Travel Q&A
Do I need a visa to visit Morocco?
Short answer For most Western travelers, no, Morocco is visa-free for up to 90 days. Show up with a passport valid for at least 6 months and a return ticket, and you get a stamp at the border.
For most Western travelers, no, Morocco is visa-free for up to 90 days. Show up with a passport valid for at least 6 months and a return ticket, and you get a stamp at the border.

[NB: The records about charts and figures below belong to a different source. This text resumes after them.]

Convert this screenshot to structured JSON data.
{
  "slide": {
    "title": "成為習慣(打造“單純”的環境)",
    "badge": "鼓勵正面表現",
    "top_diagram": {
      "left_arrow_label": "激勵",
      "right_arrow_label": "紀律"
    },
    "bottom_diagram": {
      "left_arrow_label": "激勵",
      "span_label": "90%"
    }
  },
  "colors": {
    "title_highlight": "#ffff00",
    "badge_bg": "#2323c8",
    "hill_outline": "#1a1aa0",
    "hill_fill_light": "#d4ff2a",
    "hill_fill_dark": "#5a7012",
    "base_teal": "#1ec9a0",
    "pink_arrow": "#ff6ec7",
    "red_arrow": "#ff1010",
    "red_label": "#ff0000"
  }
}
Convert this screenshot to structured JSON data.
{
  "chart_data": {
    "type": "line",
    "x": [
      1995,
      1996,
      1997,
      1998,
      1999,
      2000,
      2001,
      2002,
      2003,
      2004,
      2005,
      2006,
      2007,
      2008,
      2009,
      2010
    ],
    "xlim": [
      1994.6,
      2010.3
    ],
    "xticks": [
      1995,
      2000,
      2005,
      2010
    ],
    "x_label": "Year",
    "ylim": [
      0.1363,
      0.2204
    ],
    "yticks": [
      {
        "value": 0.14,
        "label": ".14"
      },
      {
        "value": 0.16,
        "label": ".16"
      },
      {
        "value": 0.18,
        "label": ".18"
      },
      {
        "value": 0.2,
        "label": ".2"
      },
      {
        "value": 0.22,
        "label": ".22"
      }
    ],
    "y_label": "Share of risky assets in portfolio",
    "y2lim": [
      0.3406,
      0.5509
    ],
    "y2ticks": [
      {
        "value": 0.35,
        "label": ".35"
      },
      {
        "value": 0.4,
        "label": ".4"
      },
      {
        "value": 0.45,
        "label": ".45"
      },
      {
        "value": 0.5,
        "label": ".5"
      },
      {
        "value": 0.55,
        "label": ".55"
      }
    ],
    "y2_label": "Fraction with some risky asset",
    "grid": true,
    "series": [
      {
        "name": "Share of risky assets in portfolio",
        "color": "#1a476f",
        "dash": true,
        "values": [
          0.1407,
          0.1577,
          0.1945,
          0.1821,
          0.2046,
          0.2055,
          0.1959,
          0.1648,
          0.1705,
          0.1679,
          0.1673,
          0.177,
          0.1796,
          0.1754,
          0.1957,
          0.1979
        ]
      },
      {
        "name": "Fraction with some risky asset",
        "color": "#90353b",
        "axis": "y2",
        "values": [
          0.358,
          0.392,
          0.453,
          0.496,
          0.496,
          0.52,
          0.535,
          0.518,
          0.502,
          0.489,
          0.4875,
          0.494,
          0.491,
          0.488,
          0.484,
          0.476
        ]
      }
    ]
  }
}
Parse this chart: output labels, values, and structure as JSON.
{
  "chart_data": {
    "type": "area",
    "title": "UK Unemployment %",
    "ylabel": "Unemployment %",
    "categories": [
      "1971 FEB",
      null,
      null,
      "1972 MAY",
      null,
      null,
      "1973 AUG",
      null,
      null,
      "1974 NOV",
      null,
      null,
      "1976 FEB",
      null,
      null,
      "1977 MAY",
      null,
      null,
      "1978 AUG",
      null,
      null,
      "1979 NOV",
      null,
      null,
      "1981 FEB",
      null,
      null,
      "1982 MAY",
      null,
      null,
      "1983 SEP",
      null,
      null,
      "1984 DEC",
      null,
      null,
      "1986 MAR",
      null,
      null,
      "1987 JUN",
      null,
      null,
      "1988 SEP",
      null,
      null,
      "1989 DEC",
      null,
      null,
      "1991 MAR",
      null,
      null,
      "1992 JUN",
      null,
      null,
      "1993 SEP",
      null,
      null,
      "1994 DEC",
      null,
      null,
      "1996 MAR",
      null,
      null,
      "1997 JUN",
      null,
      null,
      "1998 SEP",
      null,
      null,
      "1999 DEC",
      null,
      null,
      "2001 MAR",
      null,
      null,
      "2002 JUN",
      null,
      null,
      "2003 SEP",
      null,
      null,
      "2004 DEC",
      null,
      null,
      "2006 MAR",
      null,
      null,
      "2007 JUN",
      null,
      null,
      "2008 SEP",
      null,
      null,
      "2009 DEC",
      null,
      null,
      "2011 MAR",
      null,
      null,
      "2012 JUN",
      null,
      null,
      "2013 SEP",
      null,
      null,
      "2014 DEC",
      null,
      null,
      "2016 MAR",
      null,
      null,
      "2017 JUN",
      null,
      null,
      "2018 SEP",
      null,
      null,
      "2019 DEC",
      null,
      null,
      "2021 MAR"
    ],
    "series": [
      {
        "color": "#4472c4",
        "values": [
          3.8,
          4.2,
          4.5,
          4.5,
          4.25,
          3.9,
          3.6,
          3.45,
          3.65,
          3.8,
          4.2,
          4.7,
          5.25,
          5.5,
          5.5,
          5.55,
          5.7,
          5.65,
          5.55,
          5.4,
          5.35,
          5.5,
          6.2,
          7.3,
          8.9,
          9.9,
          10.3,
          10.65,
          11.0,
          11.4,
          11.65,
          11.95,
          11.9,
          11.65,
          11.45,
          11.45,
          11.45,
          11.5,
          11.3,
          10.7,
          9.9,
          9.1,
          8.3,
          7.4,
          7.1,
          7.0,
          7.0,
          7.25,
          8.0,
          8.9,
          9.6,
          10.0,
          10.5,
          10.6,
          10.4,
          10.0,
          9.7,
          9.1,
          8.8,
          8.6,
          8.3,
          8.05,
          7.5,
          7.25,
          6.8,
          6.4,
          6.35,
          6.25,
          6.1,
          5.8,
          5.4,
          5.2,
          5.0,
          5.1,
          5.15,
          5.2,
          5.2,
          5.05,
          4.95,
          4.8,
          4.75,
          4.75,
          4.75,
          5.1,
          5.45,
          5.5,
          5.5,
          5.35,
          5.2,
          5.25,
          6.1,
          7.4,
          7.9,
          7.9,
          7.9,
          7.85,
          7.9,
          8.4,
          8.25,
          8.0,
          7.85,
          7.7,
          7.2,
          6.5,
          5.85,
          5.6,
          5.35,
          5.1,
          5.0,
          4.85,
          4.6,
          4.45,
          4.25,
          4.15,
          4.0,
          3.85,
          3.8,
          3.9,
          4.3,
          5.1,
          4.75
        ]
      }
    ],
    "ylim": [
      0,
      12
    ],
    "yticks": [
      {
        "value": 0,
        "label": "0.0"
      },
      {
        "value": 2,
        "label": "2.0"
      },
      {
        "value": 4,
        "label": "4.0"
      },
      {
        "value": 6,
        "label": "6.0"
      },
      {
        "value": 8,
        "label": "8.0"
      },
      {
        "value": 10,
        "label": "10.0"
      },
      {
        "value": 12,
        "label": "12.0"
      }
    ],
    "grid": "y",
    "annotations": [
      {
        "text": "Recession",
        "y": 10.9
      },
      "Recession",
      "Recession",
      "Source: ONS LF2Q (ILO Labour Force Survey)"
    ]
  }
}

Visa-free passports (90 days)
EU/EEA, UK, US, Canada, Australia, New Zealand, Japan, South Korea, Brazil, Argentina, Mexico, UAE, Saudi Arabia, Turkey, Switzerland, Norway, the full list is ~70 countries. If you’re traveling on one of these passports, you don’t need to do anything before arrival.
E-visa countries
A handful of countries (including India, China, Israel, Thailand) can apply for an official e-visa, 100% online, takes 72 hours, costs around €25. The e-visa is valid for 30 days.
Visa-on-application countries
Most African passports, Russia, and a few others need to apply at a Moroccan consulate before flying. Allow 2–3 weeks.
At the border, what to have ready
Whether or not you need a visa, border officers ask:
- Where are you staying? Have your first riad/hotel name and address on your phone or printed. “I’ll figure it out” is the wrong answer.
- Return ticket? They occasionally ask to see proof of onward travel.
- How long? Be specific. “Two weeks” is fine. “Maybe a month or two” raises eyebrows.
You’ll fill in a small white entry card in flight or at the desk: passport number, profession, address in Morocco. Keep the half they hand back, you’ll need it at exit.
Extending your stay
If you want to stay past 90 days, you must leave the country (a Spain run via Tangier ferry counts) and re-enter, or apply for a Carte de Séjour through your local police, slow, paperwork-heavy, only worth it for residents.
Common mistakes
- Expired passport. Six months validity from arrival date, not departure. Renew before flying if you’re close.
- Damaged passport. A torn page or water damage can get you turned around at the gate.
- Missing entry card on exit. They will hold you at the airport. Take a photo of the stamped half right after you clear immigration.